Per the treating physician, the injured worker “has clinical and ultrasound evidence of carpal tunnel syndrome. [They] had a nerve conduction study in the past that indicated carpal tunnel syndrome.”

But GB Care, Gallagher Bassett’s UR organization (URO), denied the recommended surgery for the right upper limb (i.e. the hand/wrist).

Of note, the UR physician denying the surgery was a foot and ankle orthopedic surgeon.

Gallagher Bassett Flips UR Decision

Following the denial of surgery, the injured worker’s treating physician sent Gallagher Bassett a second RFA requesting the surgery (again).

RFA #2 included precisely the same supporting medical documentation as RFA #1. We know the documentation submitted with RFA #1 and RFA #2 are the same, because daisyAuth maintains a record of every RFA and document faxed through our system. Comparing the two submissions was all too easy.

UR physician #2 approved RFA #2 requesting carpal tunnel surgery. Perhaps significantly, UR physician #2 was an expert in — wait for it — hand surgery.

UR Chaos

As e-billing nerds and not physicians, we cannot comment on the actual medical necessity or appropriateness of any given course of treatment. Nor can we comment on the thoroughness of the medical documentation submitted with an RFA.

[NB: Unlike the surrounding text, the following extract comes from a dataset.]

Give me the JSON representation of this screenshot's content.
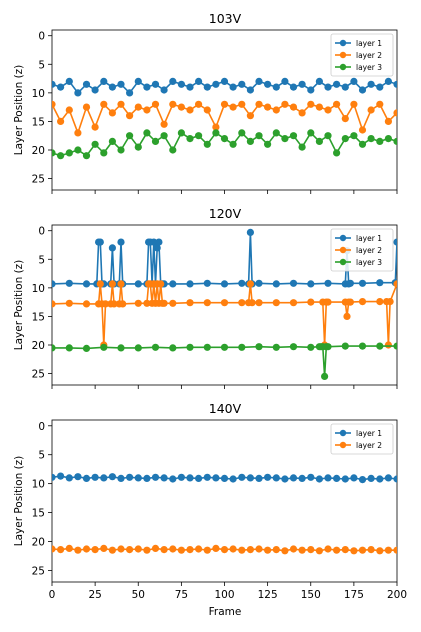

In this instance, we can however point out that RFA #1 and RFA #2 contained precisely the same medical documentation. For a URO to so drastically and — it can be argued — seemingly arbitrarily flip a decision that could profoundly affect someone’s life and livelihood is unsettling.

This time, the injured worker won out because their treating physician persevered. But when the machinations of UR remain as opaque, inconsistent, and indecipherable as they currently can be sometimes, a single win is little consolation.